A big decline in China’s export numbers took analysts by surprise yesterday.

MarketWatch: – China’s exports last month fell 3.1% from a year earlier, swinging from May’s slim 1% gain, and coming in well below a forecast 4% rise from a Reuters survey of economists.

It marked the first year-on-year drop for exports since January 2012, and, according to the Financial Times, was the worst performance since October 2009.

But as discussed before (see post), the numbers reported by the General Administration of Customs have been dramatically off earlier this year and are now falling in line with reality. The accuracy of these reports is easy to check. What a nation reports as exports should be the same figures that the trading partners report as imports. And up until recently that hasn’t been the case.

Source: GS

But why would China’s Customs office report inflated trade numbers? The answer has to do with fake invoicing. If an exporter presents a bogus invoice for Hong Kong dollars for example, she can then legally short that amount of HK dollars against the yuan (converting the “expected” receipt of HK dollars into the domestic currency). As the yuan appreciates against the HK dollar, the exporter makes money – and China’s gradual appreciation of the yuan made this a “sure bet”. If you can’t sell your product, why not make money on a currency trade? Now the embarrassed authorities in China have put an end to this game, as China’s export figures and other nations’ imports from China finally converge.

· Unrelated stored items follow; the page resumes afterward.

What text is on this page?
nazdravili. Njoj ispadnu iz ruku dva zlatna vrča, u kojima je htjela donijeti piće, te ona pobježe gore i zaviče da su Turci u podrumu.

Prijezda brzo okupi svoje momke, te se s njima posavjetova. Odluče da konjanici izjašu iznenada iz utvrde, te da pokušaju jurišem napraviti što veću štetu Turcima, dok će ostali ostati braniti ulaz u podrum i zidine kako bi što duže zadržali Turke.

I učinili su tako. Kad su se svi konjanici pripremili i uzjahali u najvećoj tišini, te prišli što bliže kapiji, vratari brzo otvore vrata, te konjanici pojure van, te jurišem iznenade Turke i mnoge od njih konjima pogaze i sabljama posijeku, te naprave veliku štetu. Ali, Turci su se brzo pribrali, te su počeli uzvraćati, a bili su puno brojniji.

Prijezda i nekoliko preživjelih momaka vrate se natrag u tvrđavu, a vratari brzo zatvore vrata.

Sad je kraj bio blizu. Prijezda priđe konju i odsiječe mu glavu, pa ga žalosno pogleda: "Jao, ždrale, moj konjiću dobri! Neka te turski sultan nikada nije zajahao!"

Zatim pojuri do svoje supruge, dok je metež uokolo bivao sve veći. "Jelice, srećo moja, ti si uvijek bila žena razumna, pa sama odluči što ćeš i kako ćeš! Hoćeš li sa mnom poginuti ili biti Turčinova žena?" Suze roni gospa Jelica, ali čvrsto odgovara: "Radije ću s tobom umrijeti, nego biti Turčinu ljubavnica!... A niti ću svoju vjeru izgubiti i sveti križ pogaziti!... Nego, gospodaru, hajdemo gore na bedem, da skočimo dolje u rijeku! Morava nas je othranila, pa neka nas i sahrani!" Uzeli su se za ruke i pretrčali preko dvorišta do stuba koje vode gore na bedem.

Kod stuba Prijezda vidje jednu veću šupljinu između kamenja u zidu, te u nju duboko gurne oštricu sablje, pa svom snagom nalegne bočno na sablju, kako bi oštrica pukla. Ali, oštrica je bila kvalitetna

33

Bloomberg: – The report follows May’s collapse in export gains after a crackdown on fake invoices that inflated data in the first four months of the year.

One reason for the weak trade figures might be that the customs agency “had to deflate trade data in June to neutralize previous over-reporting,” economists Zhi Xiaojia and Lu Ting in Hong Kong said in a report. Appreciation in the yuan this year may also be making Chinese exports less competitive, they said.

The customs administration has no plans to revise January-April trade figures, Zheng Yuesheng, an agency spokesman, told reporters in Beijing today. The data for those months reflects arbitrage-related trade, and current figures with respect to Hong Kong trade are true to facts, he said.

In the end the converged numbers show that export growth in China has stalled. And unless one can argue for rising domestic demand to offset exports, one should be prepared for disappointing GDP growth.